At a moment in U.S. history when issues of racial equity are receiving long-delayed attention, Associate Professor Heather Abraham is deeply invested in one of the most foundational: where people live.
Her research and advocacy center around fair housing, something she says “has captivated me for a decade now.” It was the basis of her master of public policy program at the University of Minnesota and it informed her time at the University of Minnesota Law School, where she earned a J.D., magna cum laude.
While earning her joint degrees, she had mentors who represented two different schools of thought, each of which influenced her current focus. Studying litigation, she came to ask: “Where do people live, and why is it so inequitable? Why are communities of color disproportionately affected by environmental degradation and denied mortgages at higher rates? I learned that intentionally planning a community in a race-conscious way can really impact racial outcomes – where we invest in transportation, how we zone, where we draw school district boundaries. These decisions—most of them local—make a difference. They affect not only quality of life and access to resources, but who people interact with, all of which influence racial inequality.”
By contrast, Abraham says, her public policy mentor emphasized the critical shortage of affordable housing, pointing out that getting people into safe and affordable shelter must be the priority, even if that housing is built in racially concentrated areas—often the place where it is most immediately needed.
“The future is both,” she says. “My work examines race-conscious solutions but remains cognizant of our critical housing shortage. It is both place-based and mobility-driven.”
As director of UB Law’s Civil Rights & Transparency Clinic, Abraham is integrating fair housing issues into the clinic’s overall portfolio, which traditionally focused on civil liberties and freedom of information litigation.
In the Clinic, student attorneys are building a docket of new civil rights cases “to move the needle on advancing housing choice.” She is also challenging the students to think about the future of civil rights through a semester-long research and writing assignment. She asks them to consider the most pressing civil rights issues of today, as well as issues that are overlooked, and then asks how the Clinic can make an impact on those issues—at the university level as much as the local, state, and national level. One student, for instance, has proposed a series of actions to support the rights of transgender persons, including working with student groups to build programming around gender pronoun choice and holding a pro bono name-change clinic.
When asked about her teaching goals, Abraham emphasizes the objectives she has for every student attorney. “We’re really trying to build student confidence,” she says, “developing their lawyer identity, helping them to know their strengths and how can they use them in practice, how they want other people to perceive them, helping them to develop a growth mindset, and sharpening their practice skills.”

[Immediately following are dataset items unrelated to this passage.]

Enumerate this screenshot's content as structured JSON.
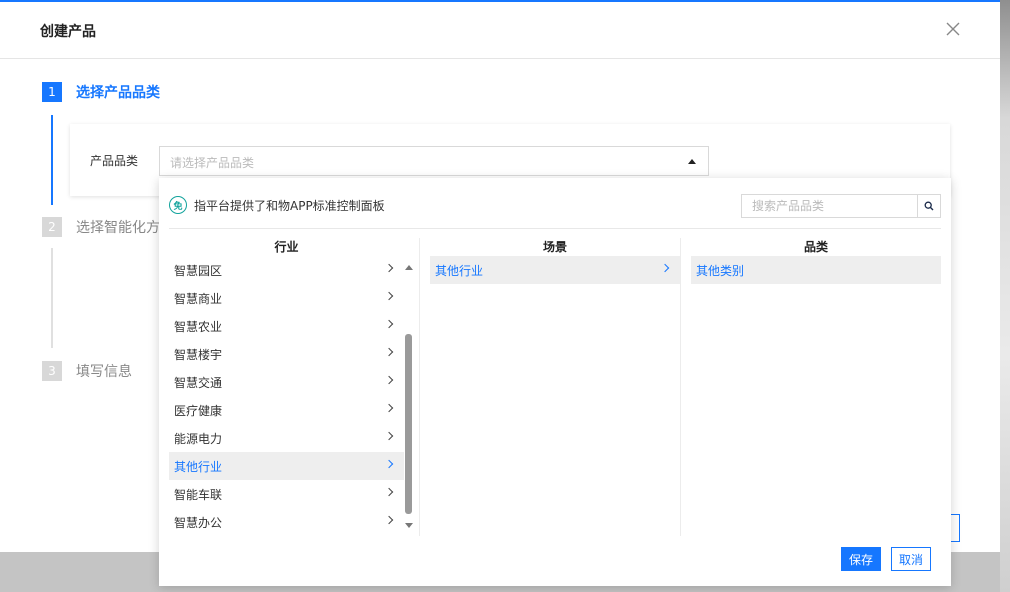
{
  "modal": {
    "title": "创建产品",
    "close_icon": "close-icon"
  },
  "steps": [
    {
      "num": "1",
      "label": "选择产品品类",
      "active": true
    },
    {
      "num": "2",
      "label": "选择智能化方案",
      "active": false
    },
    {
      "num": "3",
      "label": "填写信息",
      "active": false
    }
  ],
  "form": {
    "category_label": "产品品类",
    "category_placeholder": "请选择产品品类"
  },
  "dropdown": {
    "tip_icon_text": "免",
    "tip_text": "指平台提供了和物APP标准控制面板",
    "search_placeholder": "搜索产品品类",
    "columns": {
      "industry": {
        "header": "行业",
        "items": [
          "智慧园区",
          "智慧商业",
          "智慧农业",
          "智慧楼宇",
          "智慧交通",
          "医疗健康",
          "能源电力",
          "其他行业",
          "智能车联",
          "智慧办公"
        ],
        "selected_index": 7
      },
      "scene": {
        "header": "场景",
        "items": [
          "其他行业"
        ],
        "selected_index": 0
      },
      "category": {
        "header": "品类",
        "items": [
          "其他类别"
        ],
        "selected_index": 0
      }
    },
    "save_label": "保存",
    "cancel_label": "取消"
  },
  "colors": {
    "accent": "#1677ff",
    "tip_icon": "#12a39c"
  }
}
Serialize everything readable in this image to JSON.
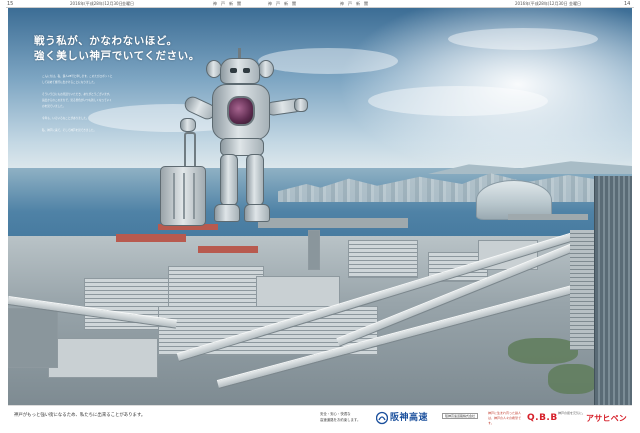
{
  "newspaper_header": {
    "left_page_number": "15",
    "left_date": "2016年(平成28年)12月30日",
    "left_paper": "金曜日",
    "center_paper_1": "神　戸　新　聞",
    "center_paper_2": "神　戸　新　聞",
    "center_paper_3": "神　戸　新　聞",
    "right_date": "2016年(平成28年)12月30日",
    "right_paper": "金曜日",
    "right_page_number": "14"
  },
  "ad": {
    "headline_line1": "戦う私が、かなわないほど。",
    "headline_line2": "強く美しい神戸でいてください。",
    "body_paragraphs": [
      "こんにちは。私、鉄人28号と申します。このたびロボットとして初めて旅行に出かけることになりました。",
      "そういう日にもお見送りいただき、ありがとうございます。長田からのこのまちで、見る景色がいつも新しくなっていくのを見ていました。",
      "今年も、いろいろなことがありました。",
      "私、神戸に来て、そして神戸を見てきました。"
    ],
    "footer_copy": "神戸がもっと強い街になるため、私たちに出来ることがあります。",
    "footer_tagline_line1": "安全・安心・快適な",
    "footer_tagline_line2": "高速道路をお約束します。",
    "brand_name": "阪神高速",
    "brand_sub": "阪神高速道路株式会社",
    "sponsor_note_1": "神戸に生まれ育った鉄人は、神戸の人々の希望です。",
    "sponsor_name_1": "Q.B.B",
    "sponsor_note_2": "神戸の街を元気に。",
    "sponsor_name_2": "アサヒペン"
  },
  "colors": {
    "headline": "#ffffff",
    "brand": "#1a4f9c",
    "sponsor_red": "#d6202a"
  }
}
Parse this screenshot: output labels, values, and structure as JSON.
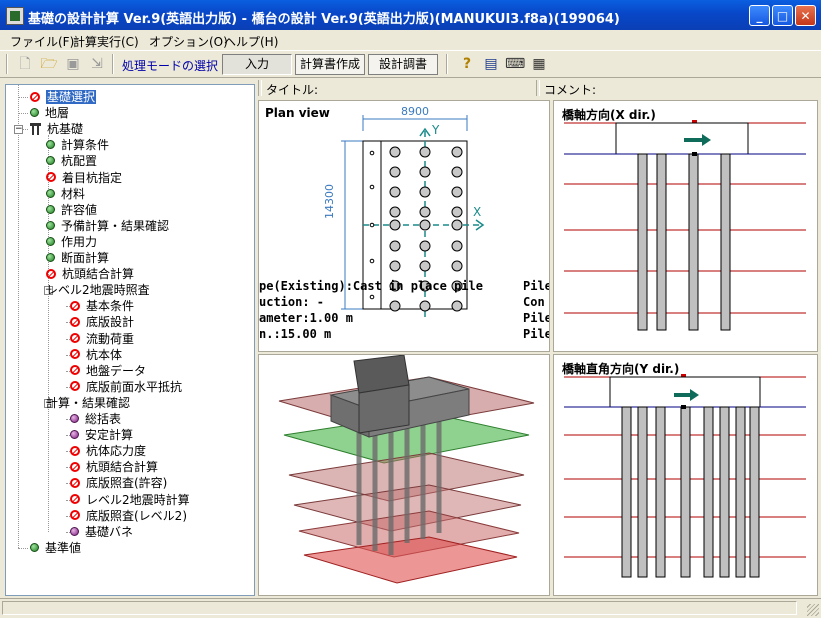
{
  "window": {
    "title": "基礎の設計計算 Ver.9(英語出力版) - 橋台の設計 Ver.9(英語出力版)(MANUKUI3.f8a)(199064)",
    "minimize_glyph": "_",
    "maximize_glyph": "□",
    "close_glyph": "✕"
  },
  "menu": [
    "ファイル(F)",
    "計算実行(C)",
    "オプション(O)",
    "ヘルプ(H)"
  ],
  "toolbar": {
    "mode_label": "処理モードの選択",
    "mode_buttons": [
      "入力",
      "計算書作成",
      "設計調書"
    ],
    "icons": [
      "new-document-icon",
      "open-folder-icon",
      "save-icon",
      "export-icon",
      "help-icon",
      "book-icon",
      "keyboard-icon",
      "calculator-icon"
    ]
  },
  "infobar": {
    "title_label": "タイトル:",
    "comment_label": "コメント:"
  },
  "tree": {
    "nodes": [
      {
        "label": "基礎選択",
        "icon": "no",
        "level": 0,
        "selected": true
      },
      {
        "label": "地層",
        "icon": "dot",
        "level": 0
      },
      {
        "label": "杭基礎",
        "icon": "pile",
        "level": 0,
        "expanded": true
      },
      {
        "label": "計算条件",
        "icon": "dot",
        "level": 1
      },
      {
        "label": "杭配置",
        "icon": "dot",
        "level": 1
      },
      {
        "label": "着目杭指定",
        "icon": "no",
        "level": 1
      },
      {
        "label": "材料",
        "icon": "dot",
        "level": 1
      },
      {
        "label": "許容値",
        "icon": "dot",
        "level": 1
      },
      {
        "label": "予備計算・結果確認",
        "icon": "dot",
        "level": 1
      },
      {
        "label": "作用力",
        "icon": "dot",
        "level": 1
      },
      {
        "label": "断面計算",
        "icon": "dot",
        "level": 1
      },
      {
        "label": "杭頭結合計算",
        "icon": "no",
        "level": 1
      },
      {
        "label": "レベル2地震時照査",
        "icon": "none",
        "level": 1,
        "expanded": true
      },
      {
        "label": "基本条件",
        "icon": "no",
        "level": 2
      },
      {
        "label": "底版設計",
        "icon": "no",
        "level": 2
      },
      {
        "label": "流動荷重",
        "icon": "no",
        "level": 2
      },
      {
        "label": "杭本体",
        "icon": "no",
        "level": 2
      },
      {
        "label": "地盤データ",
        "icon": "no",
        "level": 2
      },
      {
        "label": "底版前面水平抵抗",
        "icon": "no",
        "level": 2
      },
      {
        "label": "計算・結果確認",
        "icon": "none",
        "level": 1,
        "expanded": true
      },
      {
        "label": "総括表",
        "icon": "purple",
        "level": 2
      },
      {
        "label": "安定計算",
        "icon": "purple",
        "level": 2
      },
      {
        "label": "杭体応力度",
        "icon": "no",
        "level": 2
      },
      {
        "label": "杭頭結合計算",
        "icon": "no",
        "level": 2
      },
      {
        "label": "底版照査(許容)",
        "icon": "no",
        "level": 2
      },
      {
        "label": "レベル2地震時計算",
        "icon": "no",
        "level": 2
      },
      {
        "label": "底版照査(レベル2)",
        "icon": "no",
        "level": 2
      },
      {
        "label": "基礎バネ",
        "icon": "purple",
        "level": 2
      },
      {
        "label": "基準値",
        "icon": "dot",
        "level": 0
      }
    ]
  },
  "plan_view": {
    "title": "Plan view",
    "width_label": "8900",
    "height_label": "14300",
    "axis_y": "Y",
    "axis_x": "X",
    "lines": [
      {
        "left": "pe(Existing):Cast in place pile",
        "right": "Pile"
      },
      {
        "left": "uction:  -",
        "right": "Con"
      },
      {
        "left": "ameter:1.00 m",
        "right": "Pile"
      },
      {
        "left": "n.:15.00 m",
        "right": "Pile"
      }
    ]
  },
  "x_dir": {
    "title": "橋軸方向(X dir.)"
  },
  "y_dir": {
    "title": "橋軸直角方向(Y dir.)"
  },
  "colors": {
    "selection": "#316ac5",
    "titlebar": "#0a5fe0",
    "pile_gray": "#c0c0c0",
    "layer_red": "#b00000",
    "ground_blue": "#000080",
    "arrow_teal": "#0f6b5a"
  }
}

Before joining UB Law, Abraham was a teaching fellow and a supervising attorney for the Civil Rights Clinic at the Georgetown University Law Center. Students there work on federal civil rights cases such as housing and employment discrimination, administrative law, First Amendment, police misconduct, and policy advocacy.
Early in her career, as an Equal Justice Works fellow in northern Michigan, she founded a problem-solving Community Outreach Court that is still going strong, providing homeless rural residents the tools they need to obtain stable housing and employment. She previously clerked at the U.S. District Court for the Western District of Michigan and the U.S. Court of Appeals for the Sixth Circuit.
Abraham graduated from Kalamazoo College with a bachelor of arts in political science, with a concentration in urban public policy, magna cum laude. Most recently, she participated in Georgetown University Law Center’s top-ranked clinical fellowship program while completing her master of laws degree with distinction.